As for music, I am not exactly sure what you mean unless you are referencing the general blues 1-3-4 pattern of a major scale that is most common in all music but most uniquely specific in relatively 'easy' music. Since much of 'rock' permits anyone to participate, the reduced most common form of it is of that 1-3-4 pattern to be most universally appealing.
The Pythagoreans were the ones most involved in making sense of these things where this also relates to the first 'physics' revolving around dividing a string into differing standing waves. But this includes as much the concepts of unison and binary concepts. The division into 12 semi-tones is of the prime factors of 1, 2, and 3. The common denominator would normally have been 6 (rather than 12) but they noticed that you have to count both sides of where some 'bridge' is created. For example, a 'dominant' note of a major scale (a fifth) is included because its 'complement' of all eight notes even of the major scale is equivalent to a third below. That is a 'fifth' can be thought of as (-3 + eight*) where '8' is the 'octave'. The complete 12 notes derives from halfing the length of a string twice (= 4) plus the odd division of splitting the wire into three. But also note that 1/3 of the length of a string is equal to 1/2 of what remains and where the Pythagoreans may have ended up treating a full 'chronological' division into (2 x 2 x 3 = 12 semitones).

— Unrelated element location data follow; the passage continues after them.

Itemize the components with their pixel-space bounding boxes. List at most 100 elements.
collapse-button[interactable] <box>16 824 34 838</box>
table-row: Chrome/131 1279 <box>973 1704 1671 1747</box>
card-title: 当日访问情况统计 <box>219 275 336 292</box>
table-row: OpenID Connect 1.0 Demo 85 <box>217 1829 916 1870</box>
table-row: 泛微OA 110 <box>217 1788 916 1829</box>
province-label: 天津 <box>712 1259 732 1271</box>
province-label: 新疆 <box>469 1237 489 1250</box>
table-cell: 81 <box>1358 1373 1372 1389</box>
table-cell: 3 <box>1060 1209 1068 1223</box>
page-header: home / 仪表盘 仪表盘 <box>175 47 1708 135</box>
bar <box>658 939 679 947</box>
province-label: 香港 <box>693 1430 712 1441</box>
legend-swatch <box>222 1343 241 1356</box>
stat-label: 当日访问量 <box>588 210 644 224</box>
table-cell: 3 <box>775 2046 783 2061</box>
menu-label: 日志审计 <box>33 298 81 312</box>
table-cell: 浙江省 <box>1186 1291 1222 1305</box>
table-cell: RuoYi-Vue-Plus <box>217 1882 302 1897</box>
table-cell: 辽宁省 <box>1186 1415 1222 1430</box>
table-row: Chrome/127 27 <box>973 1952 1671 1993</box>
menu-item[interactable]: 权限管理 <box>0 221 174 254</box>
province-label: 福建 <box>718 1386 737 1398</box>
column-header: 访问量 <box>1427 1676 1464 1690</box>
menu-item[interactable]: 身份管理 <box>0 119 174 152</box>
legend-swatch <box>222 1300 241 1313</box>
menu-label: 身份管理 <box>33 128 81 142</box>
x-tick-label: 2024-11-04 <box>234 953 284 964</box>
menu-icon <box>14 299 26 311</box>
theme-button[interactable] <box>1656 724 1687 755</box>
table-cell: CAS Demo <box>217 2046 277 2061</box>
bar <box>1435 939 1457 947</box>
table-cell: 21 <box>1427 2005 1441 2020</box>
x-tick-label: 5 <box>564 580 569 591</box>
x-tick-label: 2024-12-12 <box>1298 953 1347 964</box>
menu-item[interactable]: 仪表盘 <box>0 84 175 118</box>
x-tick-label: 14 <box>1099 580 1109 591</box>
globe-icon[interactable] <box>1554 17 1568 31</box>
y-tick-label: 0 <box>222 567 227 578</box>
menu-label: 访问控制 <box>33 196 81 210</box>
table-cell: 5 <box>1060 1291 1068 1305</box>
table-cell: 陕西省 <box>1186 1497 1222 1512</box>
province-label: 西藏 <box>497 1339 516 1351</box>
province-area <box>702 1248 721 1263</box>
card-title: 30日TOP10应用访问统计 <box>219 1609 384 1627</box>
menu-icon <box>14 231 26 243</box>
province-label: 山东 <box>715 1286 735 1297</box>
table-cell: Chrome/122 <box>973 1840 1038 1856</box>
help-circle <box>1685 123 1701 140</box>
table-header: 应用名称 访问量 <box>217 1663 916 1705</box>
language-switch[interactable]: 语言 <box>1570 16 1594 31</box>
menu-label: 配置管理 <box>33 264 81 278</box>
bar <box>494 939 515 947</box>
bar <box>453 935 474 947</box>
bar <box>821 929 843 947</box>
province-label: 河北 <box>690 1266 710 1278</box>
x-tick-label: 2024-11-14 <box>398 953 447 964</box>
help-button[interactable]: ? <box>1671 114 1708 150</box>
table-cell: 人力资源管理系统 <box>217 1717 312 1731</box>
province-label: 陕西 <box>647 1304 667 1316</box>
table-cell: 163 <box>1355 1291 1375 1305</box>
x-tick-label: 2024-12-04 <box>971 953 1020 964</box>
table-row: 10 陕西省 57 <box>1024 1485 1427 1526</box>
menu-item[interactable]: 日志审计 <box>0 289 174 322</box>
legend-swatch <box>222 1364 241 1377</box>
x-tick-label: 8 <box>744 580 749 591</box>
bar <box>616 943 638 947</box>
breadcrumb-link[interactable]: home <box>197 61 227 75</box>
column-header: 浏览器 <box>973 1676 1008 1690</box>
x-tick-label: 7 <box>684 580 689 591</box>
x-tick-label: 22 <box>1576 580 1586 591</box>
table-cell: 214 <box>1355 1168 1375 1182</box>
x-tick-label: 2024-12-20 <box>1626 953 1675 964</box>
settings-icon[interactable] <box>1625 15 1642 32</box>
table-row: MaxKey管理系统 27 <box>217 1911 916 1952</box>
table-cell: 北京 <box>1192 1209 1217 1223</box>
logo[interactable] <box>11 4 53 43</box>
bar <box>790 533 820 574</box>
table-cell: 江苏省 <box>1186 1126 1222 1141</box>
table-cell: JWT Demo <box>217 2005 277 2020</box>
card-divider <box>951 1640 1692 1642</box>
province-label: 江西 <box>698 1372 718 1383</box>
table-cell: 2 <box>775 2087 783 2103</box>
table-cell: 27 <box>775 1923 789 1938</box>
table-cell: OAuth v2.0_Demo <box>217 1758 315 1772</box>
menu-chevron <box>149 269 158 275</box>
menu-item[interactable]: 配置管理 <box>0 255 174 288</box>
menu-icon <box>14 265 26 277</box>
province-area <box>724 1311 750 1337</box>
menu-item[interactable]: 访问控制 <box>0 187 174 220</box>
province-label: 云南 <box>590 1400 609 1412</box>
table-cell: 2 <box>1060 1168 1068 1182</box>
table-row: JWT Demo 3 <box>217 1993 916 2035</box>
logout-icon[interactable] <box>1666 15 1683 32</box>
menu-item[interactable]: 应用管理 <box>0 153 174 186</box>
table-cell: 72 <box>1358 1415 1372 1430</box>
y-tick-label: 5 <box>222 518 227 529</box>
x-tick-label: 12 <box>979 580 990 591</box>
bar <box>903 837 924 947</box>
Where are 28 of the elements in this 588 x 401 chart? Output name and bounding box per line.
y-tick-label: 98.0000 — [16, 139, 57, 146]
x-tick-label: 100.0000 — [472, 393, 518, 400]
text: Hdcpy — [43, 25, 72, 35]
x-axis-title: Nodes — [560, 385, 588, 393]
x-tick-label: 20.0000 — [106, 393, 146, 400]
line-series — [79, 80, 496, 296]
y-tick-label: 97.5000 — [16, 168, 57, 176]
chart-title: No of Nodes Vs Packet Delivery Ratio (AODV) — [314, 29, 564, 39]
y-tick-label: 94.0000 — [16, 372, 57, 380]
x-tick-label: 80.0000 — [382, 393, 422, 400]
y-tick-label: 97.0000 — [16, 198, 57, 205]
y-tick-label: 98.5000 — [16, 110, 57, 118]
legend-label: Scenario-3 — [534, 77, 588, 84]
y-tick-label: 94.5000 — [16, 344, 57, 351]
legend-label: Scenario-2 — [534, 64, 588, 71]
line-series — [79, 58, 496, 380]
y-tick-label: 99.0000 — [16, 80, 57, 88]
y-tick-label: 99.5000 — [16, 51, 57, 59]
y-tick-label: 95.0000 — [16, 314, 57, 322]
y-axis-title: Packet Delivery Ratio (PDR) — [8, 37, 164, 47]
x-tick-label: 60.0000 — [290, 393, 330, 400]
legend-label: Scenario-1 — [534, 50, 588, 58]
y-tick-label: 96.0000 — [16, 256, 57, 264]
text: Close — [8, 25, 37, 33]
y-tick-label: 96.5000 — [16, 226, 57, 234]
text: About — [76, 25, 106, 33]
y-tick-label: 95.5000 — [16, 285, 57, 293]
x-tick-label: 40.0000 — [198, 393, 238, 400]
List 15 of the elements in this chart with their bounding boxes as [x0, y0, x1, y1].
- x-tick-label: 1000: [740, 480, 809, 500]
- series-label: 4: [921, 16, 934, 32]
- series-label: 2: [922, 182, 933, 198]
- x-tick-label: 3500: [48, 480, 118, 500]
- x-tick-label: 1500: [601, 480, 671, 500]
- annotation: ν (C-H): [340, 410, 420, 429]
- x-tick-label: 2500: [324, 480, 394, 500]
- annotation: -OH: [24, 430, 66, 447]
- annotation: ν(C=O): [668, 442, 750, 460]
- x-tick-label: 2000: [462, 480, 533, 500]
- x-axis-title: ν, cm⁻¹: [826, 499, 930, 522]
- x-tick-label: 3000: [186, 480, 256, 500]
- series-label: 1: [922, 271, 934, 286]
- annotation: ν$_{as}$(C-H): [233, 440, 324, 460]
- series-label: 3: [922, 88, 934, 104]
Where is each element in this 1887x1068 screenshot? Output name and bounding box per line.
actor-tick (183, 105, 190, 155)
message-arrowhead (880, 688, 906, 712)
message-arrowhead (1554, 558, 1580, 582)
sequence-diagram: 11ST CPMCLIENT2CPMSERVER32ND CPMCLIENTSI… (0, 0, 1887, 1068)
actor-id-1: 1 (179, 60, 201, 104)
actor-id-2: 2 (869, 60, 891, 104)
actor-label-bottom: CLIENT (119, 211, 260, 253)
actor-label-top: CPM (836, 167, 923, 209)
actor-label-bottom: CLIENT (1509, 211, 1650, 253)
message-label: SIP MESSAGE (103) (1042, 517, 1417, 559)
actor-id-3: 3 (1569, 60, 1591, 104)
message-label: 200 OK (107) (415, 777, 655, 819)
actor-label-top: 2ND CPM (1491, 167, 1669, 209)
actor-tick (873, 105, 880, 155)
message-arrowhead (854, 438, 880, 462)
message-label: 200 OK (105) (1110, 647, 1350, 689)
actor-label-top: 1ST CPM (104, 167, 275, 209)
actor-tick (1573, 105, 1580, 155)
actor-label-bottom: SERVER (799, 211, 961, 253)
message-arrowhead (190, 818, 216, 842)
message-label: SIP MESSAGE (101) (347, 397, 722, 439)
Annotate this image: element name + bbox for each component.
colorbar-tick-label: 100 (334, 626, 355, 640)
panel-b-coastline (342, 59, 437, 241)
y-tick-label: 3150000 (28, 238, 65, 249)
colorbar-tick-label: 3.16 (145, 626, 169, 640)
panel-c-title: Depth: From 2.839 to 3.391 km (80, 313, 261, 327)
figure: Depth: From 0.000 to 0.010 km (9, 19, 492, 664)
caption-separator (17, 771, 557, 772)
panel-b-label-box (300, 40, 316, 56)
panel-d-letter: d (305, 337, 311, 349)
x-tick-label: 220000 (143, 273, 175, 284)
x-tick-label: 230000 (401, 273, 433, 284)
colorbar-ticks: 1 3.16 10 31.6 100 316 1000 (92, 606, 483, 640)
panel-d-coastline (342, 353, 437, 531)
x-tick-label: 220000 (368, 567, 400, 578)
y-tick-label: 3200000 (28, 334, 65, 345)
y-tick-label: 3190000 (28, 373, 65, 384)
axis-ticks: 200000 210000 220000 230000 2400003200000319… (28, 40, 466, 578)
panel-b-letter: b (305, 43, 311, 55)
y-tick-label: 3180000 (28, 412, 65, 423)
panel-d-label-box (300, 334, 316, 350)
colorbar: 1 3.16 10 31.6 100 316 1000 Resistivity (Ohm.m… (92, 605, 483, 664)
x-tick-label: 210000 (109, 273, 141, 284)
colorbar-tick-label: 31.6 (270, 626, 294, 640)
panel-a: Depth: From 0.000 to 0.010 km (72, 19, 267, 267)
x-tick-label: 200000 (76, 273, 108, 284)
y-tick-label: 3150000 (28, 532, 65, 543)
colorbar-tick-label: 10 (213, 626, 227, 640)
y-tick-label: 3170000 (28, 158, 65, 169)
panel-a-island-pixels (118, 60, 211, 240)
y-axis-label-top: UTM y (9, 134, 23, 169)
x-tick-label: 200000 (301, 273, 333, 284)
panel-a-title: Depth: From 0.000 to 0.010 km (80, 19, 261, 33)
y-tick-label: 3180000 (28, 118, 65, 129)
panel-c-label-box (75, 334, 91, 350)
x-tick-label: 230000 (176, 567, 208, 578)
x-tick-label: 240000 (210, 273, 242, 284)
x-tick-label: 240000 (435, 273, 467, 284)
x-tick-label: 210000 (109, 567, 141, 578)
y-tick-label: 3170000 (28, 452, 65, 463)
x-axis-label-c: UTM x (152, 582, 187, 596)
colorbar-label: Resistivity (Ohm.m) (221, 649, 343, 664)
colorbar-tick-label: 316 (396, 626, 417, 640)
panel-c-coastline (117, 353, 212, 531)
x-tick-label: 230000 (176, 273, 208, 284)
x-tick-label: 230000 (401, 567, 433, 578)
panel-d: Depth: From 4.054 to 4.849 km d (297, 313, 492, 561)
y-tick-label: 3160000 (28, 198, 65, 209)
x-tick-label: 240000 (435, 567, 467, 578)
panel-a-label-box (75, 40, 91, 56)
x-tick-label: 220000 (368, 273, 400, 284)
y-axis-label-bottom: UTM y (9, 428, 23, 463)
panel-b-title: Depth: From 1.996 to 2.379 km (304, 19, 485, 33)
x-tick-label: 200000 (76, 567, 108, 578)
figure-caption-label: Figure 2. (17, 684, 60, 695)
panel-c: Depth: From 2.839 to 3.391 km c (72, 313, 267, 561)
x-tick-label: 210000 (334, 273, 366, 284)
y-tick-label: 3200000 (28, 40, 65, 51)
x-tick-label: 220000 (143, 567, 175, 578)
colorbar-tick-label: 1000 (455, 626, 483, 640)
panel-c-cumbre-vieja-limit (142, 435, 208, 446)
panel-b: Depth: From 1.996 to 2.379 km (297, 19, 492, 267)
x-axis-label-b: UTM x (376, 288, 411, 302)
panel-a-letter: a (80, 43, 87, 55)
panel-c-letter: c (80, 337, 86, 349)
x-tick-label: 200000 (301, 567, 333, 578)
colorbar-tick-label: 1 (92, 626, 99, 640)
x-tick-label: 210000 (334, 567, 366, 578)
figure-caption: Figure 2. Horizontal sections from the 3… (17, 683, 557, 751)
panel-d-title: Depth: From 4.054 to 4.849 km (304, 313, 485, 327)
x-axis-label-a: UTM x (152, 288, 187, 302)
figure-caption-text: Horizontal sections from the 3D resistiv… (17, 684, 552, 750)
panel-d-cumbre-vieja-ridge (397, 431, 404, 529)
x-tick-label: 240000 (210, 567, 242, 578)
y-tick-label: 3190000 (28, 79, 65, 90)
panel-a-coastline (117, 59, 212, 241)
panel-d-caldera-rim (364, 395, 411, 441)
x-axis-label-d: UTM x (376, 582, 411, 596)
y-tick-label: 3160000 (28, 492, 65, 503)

Although we think of primes as numbers we use, every number can be treated as the sum of multiples of 2 and multiples of 3. Thus the 'magic' of these numbers to be minimally necessary.
If you are extending this to rhythm, the same thing applies. We can create more than 12 notes divisions of tones and have bars measuring more than thirds by using the same concept (2x + 3y) relationships.
Was this what you were thinking about?
Edit: I had to change "8" into the word "eight" because the stupid priority of social media html turns the eight with a following closed bracket into a smiley face. Does anyone know what the means is here to force a character explicitly to be what you type when it uses combined symbols to represent unique codes?
Edit 2: changed 'many' to 'ALL'. I think the 'third' is significant in all areas necessarily about reality. I also need to add,
Yes, to your question, for overt clarity. But you still need the prior 0, 1, and 2 concepts. I would also include infinity. But you can also think of the third as (1 + 2). So the equation I gave as (2x + 3y) might better be rendered as [2x + (2 + 1)y] and even more clear, make x or y be recursive and include either a power of zero to allow for '1' or add a third term such as "(2 - 1)z". Then you might summarize all realities regarding integers as having the form,
[(2-1)z + 2x + (2+1)y].
Musicians of the past from different cultures have extended the division beyond 12 semitones and so can have more divisions to any number of desired scales. Even if we don't directly use them in most 'western' music, we still do indirectly where we use instruments that permit continuity, such as a bend of a string in a guitar solo that can make a tone outside of the mere 12 divisions.